Are real estate investors creating excessive competition amid the inventory shortage? According to a new report from realtor.com®, some markets are being hit hard by investor activities, while others are benefitting.
According to the data, investors are worsening the inventory shortage in 31 of the top 50 U.S. markets. In about 19 markets, however—including Atlanta, Dallas, Baltimore, Los Angeles and San Francisco—they are actually helping to replenish the number of homes for sale.
“Today’s buyers are facing a tough market and data shows they aren’t just competing with each other. With deep pockets and more flexibility, investors can be daunting competition for the typical homebuyer. Right now, data shows investors are buying more homes than they are selling, and while they get a lot of attention in today’s market, it’s worth remembering that they can also contribute to inventory levels,” said realtor.com® Chief Economist Danielle Hale.
Investors typically help buyers in big metros with low inventory levels. For example, in April, investors added to the number of homes on the market in 19 of the 50 largest U.S. metros, with Atlanta (+399 homes), Dallas (+239 homes), Baltimore (+188 homes), Los Angeles (+112 homes) and San Francisco (+93 homes) experiencing the biggest boosts.
For many investors, the buying strategy has changed in order to adapt and compete with traditional buyers.
“Our investors are used to making offers 15-20% below list but now to tie up any property, they must be aggressive and give full sales price along with cash and quick closings,” says Collette McDonald, leader of the Collette McDonald and Associates team at eXp Realty in Georgia. “Our market’s year-over-year prices, metro-wide, have increased 7% and in some areas 14%. Many investors are giving full lists with short due diligence and then asking for concessions during inspections. Smart listing agents do not allow for this but with the pandemic, the agent population has increased and their experience and knowledge are lacking.”
On the other hand, in smaller markets with more inventory, investors are having more severe implications. According to the report, investors took away inventory in 31 of the largest U.S. markets, led by Phoenix (-429 homes), Charlotte (-287 homes), Miami (-256 homes),Tampa (-224 homes) and Chicago (-221 homes).

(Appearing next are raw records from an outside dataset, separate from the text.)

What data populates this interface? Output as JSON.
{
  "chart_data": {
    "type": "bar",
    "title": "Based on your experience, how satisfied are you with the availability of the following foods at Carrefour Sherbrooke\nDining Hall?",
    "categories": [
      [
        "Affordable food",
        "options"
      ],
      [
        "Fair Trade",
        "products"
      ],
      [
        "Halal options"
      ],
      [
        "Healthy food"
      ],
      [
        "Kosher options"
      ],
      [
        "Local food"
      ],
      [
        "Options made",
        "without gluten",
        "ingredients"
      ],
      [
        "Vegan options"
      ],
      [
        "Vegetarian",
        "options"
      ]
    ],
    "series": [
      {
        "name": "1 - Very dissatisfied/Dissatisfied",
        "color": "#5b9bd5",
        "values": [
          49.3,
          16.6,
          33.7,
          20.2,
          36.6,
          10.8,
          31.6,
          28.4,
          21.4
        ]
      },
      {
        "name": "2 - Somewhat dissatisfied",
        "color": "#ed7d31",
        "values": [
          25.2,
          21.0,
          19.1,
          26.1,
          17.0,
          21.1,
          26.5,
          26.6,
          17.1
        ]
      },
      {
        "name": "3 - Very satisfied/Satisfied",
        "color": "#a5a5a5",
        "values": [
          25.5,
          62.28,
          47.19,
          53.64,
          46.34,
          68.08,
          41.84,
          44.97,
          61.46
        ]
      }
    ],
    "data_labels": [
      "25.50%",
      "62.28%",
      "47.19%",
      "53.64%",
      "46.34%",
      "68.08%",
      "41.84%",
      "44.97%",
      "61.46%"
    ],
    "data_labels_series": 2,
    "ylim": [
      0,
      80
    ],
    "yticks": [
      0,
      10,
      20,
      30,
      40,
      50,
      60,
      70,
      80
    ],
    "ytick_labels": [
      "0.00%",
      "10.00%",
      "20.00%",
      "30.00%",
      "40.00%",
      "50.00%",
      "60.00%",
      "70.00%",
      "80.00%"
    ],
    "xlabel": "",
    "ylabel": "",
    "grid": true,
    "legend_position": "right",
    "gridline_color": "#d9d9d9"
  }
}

“I don’t think the properties on the market have been on the market more than five minutes, even if it’s a coming-soon property, and I usually get between two and four investor offers emailed over to me,” says Nina Hollander, broker at Coldwell Banker Realty in Charlotte, North Carolina. “That’s the main thing that makes it attractive to somebody, and they can generally do a pretty quick close.”
Investor appeal hinges on several factors, according to Hale, but they are particularly looking at how local home prices compared to rents.
“When home prices are rising and rents are more stagnant, investors are more likely to sell off properties and contribute inventory,” says Hale. “On the other hand, the higher rents are compared to home prices, the more attractive the market is to investors looking to buy homes and convert them into rental properties.”
Jordan Grice contributed to this report.